Do you believe in life after Panama?

By Imran Shirvanee


So what now that Panama Case is behind us? Or rather, as a lot of youthias are saying, has been decided?

But has it been decided? Seriously?


Just look at what the court has said in its two different decisions. The first one came on 20 April 2017, and the last one on 28 July 2017. This one actually includes the first one as well.

In the first decision, the apex court had formed the Joint Investigation Team (JIT) to probe the accounts of Hussain and Hasan Nawaz. Maryam Nawaz and their father, the then prime minister Mian Nawaz Sharif, were excluded from the Panama inquiry though the court had pointed out that NS had to justify his wealth.

Apparently, he couldn’t.

But the Panama case, as far as Imran Khan’s assertions were concerned, had already gone out of window. What were left were NS’s undeclared assets. The court did try to make him accountable for his assets, though the JIT could not give much answers of this question too.

So what the court has done is bring in a technicality, the one brought up by the Jamaat-e Islami. Using a definition from a dictionary that was never discussed during the case, it has decided NS is not Ameen.

As if anybody else is.

I, for one, certainly am not. To believe that any of us can be pious enough to be declared Sadiq or Ameen is to have a holier-than-thou attitude in all our public claims. Let us be realistic: all we have are mortals like ourselves to choose from. If we decided to look for a superior race, we will have to ignore any desire for a democratically elected government in this country. There are several examples in our world telling us the importance of forming an inclusive society, democracy being a political manifestation of such a reality. Even in dictatorial China, there is an economic democracy to a certain extent that they claim has brought them the status of being the economic giant that they certainly are.

So do we want to live in poverty forever?

We will have to form a society that is realistically tolerant about our mediocrities.

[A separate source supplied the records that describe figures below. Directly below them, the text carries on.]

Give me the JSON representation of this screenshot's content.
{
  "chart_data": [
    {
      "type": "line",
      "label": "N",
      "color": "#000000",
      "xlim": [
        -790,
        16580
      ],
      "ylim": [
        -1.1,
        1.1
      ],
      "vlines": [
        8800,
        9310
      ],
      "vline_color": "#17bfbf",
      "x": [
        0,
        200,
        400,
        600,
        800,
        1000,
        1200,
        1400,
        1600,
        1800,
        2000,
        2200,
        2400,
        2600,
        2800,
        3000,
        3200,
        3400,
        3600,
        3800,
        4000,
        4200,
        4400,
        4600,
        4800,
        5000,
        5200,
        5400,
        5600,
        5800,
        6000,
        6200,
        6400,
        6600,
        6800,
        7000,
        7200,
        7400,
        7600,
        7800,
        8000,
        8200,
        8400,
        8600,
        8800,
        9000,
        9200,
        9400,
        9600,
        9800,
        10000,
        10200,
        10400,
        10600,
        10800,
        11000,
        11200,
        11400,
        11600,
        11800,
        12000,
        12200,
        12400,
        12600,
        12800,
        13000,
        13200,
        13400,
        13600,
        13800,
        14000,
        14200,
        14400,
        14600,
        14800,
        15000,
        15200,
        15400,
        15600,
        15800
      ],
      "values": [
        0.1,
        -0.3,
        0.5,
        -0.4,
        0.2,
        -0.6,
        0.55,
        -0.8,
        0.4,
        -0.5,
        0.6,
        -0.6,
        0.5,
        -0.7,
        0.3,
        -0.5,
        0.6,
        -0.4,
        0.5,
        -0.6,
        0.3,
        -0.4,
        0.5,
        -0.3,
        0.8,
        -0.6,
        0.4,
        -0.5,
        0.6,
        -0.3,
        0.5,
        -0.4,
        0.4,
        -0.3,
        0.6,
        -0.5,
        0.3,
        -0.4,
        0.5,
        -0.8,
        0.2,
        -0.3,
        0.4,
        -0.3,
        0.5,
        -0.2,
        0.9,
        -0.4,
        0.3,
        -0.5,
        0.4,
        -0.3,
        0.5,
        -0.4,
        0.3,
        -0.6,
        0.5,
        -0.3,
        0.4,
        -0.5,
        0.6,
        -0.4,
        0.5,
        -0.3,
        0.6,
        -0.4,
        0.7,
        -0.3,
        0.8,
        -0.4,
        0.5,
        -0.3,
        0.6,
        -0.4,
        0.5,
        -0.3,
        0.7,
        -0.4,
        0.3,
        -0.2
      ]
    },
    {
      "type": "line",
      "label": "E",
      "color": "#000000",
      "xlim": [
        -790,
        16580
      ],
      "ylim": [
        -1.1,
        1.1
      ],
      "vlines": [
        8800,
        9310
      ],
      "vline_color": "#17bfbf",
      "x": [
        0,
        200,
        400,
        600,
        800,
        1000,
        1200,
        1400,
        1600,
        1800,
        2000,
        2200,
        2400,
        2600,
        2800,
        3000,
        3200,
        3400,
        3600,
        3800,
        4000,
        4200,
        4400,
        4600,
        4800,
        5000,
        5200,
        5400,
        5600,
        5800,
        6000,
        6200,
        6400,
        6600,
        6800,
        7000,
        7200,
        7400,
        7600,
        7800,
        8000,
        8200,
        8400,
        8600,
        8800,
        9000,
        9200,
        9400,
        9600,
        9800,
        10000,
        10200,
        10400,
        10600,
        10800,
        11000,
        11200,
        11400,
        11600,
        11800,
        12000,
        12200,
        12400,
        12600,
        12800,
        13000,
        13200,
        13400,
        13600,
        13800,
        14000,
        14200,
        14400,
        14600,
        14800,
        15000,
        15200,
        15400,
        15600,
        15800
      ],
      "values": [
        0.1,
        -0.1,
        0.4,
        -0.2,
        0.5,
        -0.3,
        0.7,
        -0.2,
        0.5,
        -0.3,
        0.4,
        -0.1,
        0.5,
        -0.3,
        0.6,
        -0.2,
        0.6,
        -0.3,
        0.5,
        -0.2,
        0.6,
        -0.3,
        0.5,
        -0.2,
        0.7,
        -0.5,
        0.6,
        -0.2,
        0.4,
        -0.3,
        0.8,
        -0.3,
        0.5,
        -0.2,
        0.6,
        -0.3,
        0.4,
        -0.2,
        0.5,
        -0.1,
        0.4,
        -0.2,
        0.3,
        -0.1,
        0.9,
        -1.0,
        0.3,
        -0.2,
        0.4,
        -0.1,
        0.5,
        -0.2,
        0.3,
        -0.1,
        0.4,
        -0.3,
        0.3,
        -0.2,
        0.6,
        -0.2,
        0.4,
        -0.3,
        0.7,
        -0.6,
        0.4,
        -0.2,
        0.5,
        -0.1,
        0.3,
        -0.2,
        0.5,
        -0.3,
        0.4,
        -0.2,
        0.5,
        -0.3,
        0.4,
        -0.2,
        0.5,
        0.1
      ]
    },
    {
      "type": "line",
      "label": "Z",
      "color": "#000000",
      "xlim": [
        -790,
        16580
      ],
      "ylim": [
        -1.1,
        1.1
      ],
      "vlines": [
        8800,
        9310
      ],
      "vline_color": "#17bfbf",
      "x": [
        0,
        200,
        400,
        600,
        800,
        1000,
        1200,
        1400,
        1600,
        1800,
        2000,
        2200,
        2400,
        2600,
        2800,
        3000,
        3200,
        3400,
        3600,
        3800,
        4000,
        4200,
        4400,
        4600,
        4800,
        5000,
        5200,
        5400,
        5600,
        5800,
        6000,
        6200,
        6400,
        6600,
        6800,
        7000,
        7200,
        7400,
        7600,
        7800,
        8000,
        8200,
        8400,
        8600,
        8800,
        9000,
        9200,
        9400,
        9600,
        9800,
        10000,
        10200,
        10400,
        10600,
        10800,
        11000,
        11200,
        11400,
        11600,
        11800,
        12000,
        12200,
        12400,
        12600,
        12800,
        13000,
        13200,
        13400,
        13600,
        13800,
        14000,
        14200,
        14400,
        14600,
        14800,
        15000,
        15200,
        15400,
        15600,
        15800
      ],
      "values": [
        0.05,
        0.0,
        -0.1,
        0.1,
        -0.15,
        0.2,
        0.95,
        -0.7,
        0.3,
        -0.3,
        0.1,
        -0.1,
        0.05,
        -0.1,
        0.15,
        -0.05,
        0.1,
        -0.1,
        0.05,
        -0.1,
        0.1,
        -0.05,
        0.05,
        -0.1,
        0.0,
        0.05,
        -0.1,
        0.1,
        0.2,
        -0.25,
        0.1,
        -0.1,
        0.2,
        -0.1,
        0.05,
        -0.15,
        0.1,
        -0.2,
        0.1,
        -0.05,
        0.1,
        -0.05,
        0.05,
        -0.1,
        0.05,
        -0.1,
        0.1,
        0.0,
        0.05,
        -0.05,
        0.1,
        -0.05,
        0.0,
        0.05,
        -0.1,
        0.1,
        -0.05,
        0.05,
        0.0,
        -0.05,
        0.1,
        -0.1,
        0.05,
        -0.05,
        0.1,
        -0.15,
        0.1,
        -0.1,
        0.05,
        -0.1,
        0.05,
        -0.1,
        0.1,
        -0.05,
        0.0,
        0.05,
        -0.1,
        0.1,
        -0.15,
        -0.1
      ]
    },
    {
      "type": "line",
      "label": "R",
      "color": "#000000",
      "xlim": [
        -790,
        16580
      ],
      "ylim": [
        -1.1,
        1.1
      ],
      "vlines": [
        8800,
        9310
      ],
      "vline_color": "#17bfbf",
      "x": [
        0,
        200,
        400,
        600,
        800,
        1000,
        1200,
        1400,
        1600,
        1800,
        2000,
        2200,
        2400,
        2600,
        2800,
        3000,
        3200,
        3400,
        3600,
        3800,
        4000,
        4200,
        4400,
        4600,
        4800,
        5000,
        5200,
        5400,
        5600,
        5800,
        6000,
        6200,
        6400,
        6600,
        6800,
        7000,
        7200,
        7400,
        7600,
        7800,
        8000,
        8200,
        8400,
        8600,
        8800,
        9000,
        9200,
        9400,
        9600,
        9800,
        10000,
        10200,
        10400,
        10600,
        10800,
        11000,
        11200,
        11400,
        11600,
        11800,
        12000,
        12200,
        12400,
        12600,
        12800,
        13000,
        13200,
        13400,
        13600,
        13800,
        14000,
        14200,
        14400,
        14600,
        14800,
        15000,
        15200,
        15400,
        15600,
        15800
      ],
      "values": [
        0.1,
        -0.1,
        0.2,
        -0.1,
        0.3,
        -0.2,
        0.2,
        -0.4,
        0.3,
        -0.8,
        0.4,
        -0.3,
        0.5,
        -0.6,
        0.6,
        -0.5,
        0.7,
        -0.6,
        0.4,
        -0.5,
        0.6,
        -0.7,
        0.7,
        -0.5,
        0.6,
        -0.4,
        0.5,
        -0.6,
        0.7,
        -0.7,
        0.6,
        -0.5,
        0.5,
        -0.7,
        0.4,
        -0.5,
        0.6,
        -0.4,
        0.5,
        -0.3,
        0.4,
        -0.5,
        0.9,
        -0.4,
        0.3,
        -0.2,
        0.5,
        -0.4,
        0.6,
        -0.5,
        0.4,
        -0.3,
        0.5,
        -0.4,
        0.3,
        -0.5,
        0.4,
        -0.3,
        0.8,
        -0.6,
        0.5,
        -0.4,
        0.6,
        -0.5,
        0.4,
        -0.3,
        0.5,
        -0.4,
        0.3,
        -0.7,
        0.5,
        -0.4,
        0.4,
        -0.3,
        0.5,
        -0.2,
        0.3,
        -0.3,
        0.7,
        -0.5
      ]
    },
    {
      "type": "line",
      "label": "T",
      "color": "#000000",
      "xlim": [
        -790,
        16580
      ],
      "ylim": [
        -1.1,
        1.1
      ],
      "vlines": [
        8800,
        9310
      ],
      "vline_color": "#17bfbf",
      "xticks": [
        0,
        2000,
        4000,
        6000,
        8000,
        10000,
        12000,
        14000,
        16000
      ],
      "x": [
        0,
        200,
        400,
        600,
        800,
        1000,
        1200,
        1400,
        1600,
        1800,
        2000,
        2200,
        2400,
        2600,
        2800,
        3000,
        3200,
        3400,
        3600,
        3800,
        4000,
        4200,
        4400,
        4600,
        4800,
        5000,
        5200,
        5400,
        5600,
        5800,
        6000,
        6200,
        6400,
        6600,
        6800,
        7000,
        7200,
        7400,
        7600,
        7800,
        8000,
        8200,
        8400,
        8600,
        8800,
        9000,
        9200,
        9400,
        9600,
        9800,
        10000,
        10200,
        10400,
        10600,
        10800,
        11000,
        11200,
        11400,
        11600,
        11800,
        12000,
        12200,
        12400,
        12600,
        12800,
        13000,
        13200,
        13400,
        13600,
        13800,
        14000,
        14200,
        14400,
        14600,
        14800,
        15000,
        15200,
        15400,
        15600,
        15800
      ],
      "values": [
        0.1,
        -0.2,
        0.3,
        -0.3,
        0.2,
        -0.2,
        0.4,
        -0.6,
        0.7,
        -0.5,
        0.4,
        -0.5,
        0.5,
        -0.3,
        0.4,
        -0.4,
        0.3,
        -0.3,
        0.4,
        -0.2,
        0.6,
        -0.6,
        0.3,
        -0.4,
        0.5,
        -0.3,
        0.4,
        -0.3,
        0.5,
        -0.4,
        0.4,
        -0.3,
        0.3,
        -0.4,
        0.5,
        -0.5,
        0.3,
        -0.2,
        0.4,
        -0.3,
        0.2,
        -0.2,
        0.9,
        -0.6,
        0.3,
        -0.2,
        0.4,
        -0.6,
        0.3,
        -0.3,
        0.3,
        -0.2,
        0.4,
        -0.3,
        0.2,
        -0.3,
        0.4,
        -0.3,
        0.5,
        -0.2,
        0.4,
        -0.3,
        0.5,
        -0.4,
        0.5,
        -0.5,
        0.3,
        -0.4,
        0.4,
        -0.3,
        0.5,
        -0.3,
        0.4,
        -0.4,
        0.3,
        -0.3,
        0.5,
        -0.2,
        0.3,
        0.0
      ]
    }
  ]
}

NS is yet to be declared corrupt: JIT has not found an iota of evidence that he misused his position of power in his personal favor. But we all believe he has skeletons in closets. Cat would soon be out of the bag, within seven and a half months to be precise (this is the time the second court verdict has given the NAB and the subsequent process to dig out NS accounts).

But what would that mean for us?

Pakistan—and Pakistanis—would not be richer because we have sent another prime minister packing on corruption charges. Time has proved that corruption is not the issue that confronts us, accountability is. We need to make our leaders accountable for all their deeds, not just those that deal with money.

Are we willing to strengthen this process of making our leaders answerable to us?

Unless we do that, there are no lessons to be learnt from this verdict. The court did what it had to do, give us a verdict. Good, bad, or ugly, this decision does not decide our future, our own acts do. So let’s act in a mature manner, and seek ways to make our leaders accountable. Courts are only an extreme recourse. We need political solutions for political problems. Let’s go beyond this Panama affair. Let’s look for a life after it.